Serda Iman Tewas Akibat Tendangan di Dada saat Latihan Bela Diri

Kodam I Bukit Barisan angkat bicara atas meninggalnya Serda Iman Berkat Gea (23), anggota Batalyon Infanteri (Yonif) 122 Tombak Sakti di tempat tugasnya di Makoyon 122/TS Dolok Masihul, Kabupaten Serdang Bedagai, Sumatera Utara, pada Senin (4/11) lalu.
Kematian Serda Iman sempat dianggap janggal oleh keluarganya. Namun, Kapendam Bukit Barisan, Kolonel Infantri Zeni Djunaidi, menjelaskan Serda Iman meninggal saat terkena tendangan di dada sebelah kiri saat latihan bela diri.
Zeni menuturkan, kejadian tendangan itu terjadi korban sedang latihan dengan rekannya, Pratu Eko.

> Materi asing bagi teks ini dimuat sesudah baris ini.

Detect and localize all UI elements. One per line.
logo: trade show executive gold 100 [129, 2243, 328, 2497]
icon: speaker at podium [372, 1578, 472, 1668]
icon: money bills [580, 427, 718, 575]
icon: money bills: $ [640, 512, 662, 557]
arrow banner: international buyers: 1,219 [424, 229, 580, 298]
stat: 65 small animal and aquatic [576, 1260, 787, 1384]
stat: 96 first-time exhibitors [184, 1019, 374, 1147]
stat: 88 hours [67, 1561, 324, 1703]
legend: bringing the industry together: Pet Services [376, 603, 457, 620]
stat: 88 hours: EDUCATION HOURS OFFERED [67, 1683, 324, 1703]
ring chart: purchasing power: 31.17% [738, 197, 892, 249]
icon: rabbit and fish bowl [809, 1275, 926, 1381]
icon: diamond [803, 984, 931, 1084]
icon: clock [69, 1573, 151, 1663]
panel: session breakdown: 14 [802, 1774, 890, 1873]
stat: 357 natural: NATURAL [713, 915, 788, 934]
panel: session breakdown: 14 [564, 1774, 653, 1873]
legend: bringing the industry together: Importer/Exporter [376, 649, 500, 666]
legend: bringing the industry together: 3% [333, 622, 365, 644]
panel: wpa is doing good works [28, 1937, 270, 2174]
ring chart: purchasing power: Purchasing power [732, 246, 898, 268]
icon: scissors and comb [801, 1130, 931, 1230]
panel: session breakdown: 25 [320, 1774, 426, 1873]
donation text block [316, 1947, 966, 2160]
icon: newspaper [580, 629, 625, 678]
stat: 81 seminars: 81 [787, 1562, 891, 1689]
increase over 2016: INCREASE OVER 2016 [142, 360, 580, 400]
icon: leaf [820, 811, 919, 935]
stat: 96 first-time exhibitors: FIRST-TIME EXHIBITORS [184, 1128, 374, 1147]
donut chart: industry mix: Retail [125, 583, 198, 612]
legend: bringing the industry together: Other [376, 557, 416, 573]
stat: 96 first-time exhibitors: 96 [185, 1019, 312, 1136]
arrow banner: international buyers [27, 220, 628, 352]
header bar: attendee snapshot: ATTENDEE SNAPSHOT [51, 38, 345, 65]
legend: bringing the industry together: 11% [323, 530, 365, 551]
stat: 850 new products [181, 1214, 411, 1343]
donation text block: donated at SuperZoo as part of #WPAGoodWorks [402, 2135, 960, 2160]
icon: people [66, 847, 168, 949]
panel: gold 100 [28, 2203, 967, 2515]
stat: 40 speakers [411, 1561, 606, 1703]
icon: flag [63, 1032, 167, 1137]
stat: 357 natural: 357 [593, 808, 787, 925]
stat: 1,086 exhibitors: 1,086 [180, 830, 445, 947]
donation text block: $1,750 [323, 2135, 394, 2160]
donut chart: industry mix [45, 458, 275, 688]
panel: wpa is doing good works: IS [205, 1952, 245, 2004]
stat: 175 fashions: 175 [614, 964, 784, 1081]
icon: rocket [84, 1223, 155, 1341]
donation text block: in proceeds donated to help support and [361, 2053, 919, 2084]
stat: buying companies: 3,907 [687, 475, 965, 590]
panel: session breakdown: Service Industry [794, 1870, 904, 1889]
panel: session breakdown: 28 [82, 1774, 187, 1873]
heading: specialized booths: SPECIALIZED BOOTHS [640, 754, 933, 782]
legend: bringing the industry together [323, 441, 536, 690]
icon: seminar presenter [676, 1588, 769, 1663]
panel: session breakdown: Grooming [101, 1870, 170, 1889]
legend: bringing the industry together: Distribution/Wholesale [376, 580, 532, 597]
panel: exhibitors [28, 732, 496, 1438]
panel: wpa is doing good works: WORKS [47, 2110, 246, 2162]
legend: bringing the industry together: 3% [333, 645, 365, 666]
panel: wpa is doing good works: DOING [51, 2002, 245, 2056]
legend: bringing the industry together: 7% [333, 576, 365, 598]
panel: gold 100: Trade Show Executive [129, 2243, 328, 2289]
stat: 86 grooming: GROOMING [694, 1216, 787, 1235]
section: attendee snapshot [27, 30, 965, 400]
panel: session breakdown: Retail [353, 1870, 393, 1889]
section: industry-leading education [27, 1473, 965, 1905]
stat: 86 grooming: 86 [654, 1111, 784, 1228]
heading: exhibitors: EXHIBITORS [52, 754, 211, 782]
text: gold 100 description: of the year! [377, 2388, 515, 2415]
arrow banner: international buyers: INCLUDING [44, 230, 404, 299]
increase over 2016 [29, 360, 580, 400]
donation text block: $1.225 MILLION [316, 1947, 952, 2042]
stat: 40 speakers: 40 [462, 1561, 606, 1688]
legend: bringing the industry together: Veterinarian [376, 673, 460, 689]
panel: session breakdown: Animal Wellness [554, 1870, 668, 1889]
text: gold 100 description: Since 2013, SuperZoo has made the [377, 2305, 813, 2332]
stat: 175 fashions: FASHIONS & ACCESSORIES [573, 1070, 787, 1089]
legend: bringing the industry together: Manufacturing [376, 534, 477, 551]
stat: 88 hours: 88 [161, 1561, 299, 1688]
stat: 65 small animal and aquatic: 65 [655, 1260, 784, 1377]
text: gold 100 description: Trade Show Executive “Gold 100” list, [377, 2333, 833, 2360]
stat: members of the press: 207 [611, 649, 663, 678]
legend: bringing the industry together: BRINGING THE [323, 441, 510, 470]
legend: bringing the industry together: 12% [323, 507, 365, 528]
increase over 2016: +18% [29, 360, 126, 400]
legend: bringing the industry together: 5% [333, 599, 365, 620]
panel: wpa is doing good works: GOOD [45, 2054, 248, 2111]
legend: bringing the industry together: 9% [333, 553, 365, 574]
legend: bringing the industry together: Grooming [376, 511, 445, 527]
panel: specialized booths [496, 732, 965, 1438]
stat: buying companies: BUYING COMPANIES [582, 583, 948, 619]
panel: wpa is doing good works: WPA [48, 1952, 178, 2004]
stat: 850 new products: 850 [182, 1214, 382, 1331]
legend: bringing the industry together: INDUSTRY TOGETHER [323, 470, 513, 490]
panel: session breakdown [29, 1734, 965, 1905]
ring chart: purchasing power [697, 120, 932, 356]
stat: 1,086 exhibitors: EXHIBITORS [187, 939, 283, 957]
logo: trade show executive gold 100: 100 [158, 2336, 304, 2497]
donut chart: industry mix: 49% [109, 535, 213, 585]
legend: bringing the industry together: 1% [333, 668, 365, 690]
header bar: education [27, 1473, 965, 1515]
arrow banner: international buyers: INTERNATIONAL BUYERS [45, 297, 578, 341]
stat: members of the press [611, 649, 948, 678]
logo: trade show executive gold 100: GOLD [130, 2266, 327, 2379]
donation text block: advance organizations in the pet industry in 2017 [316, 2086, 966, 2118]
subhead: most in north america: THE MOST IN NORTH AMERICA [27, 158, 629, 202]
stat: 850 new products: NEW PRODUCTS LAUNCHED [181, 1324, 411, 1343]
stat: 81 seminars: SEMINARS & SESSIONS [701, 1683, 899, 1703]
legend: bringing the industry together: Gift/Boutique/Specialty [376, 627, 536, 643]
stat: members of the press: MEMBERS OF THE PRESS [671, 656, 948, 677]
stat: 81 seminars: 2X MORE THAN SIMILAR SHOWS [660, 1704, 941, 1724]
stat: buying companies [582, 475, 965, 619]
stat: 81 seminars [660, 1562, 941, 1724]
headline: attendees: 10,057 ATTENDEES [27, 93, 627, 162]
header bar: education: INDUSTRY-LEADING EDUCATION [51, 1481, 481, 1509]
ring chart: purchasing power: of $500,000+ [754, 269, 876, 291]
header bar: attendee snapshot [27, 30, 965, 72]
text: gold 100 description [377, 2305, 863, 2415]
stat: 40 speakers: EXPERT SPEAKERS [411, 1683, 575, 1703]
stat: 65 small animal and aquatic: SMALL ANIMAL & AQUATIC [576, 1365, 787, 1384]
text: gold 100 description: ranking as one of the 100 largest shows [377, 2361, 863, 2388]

"Namun yang bersangkutan terkena tendangan pada dada sebelah kiri. Korban sempat bangun, akan tetapi jatuh kembali, kemudian pingsan," ujar Zeni saat dalam jumpa pers di Kodam Bukit Barisan, Selasa (12/11).
Setelah itu, sekitar pukul 17.15 WIB, korban dievakuasi ke klinik kesehatan terdekat untuk mendapatkan pertolongan pertama.
"Setelah mendapatkan penanganan medis, yang bersangkutan jiwanya tidak tertolong dan meninggal dunia," kata Zeni.
Setelah dinyatakan meninggal dunia, Zeni menyebut pihaknya langsung berkoordinasi dengan pihak keluarga untuk memulangkan jenazah Iman ke kampungnya di Nias.
Terkait luka memar dan benjolan di bagian belakang kepala Iman seperti yang disangkakan keluarga, Zeni menyebut hal itu terjadi saat korban terjatuh.
"Pada saat (kejadian) dia terjatuh terbentur kepalanya, karenanya ada luka memar di kepalanya," ucap dia.
Untuk menyelidiki lebih lanjut kasus yang menimpa Serda Iman, pihaknya telah membentuk tim investigasi. Termasuk dugaan jika terjadi pelanggaran latihan bela diri.
"Seandainya ada indikasi (kesalahan) prosedur dalam penyelenggaran (latihan), tidak ada prajurit yang kebal hukum. (Peraturan) akan dijalankan sesuai ketentuan hukum," jelas Zeni.
Sementara itu, Kepala Kesdam I/BB Kolonel CKM dr Sutan Bangun menjelaskan terkait luka jahitan di leher sebelah kiri Serda Iman sepanjang 2 cm yang dicurigai keluarga korban.
Menurut Sutan, luka tersebut karena bekas suntikan formalin untuk mengawetkan jenazah.
"Jenazah itu harus diawetkan, maka diputuskanlah pembuatan formalin. Yang paling efektif itu dari pembuluh darah yang ada di leher, (lukanya) paling panjang 2 cm," tutur Sutan.
Wafatnya Serda Iman sebelumnya membuat pihak keluarganya curiga. Keluarga curiga karena melihat banyak luka dan memar.
Pemakaman yang semestinya dilakukan pada Kamis (7/11) lalu batal, karena keluarga minta dilakukan visum.
"Keluarga melakukan visum terhadap jenazah almarhum karena kita melihat ada kejanggalan," kata adik kandung almarhum Angandrowa Gea di Gunungsitoli, dilansir Antara, Sabtu (9/11).
Keluarga Serda Iman juga sangat terpukul karena almarhum merupakan tulang punggung keluarga.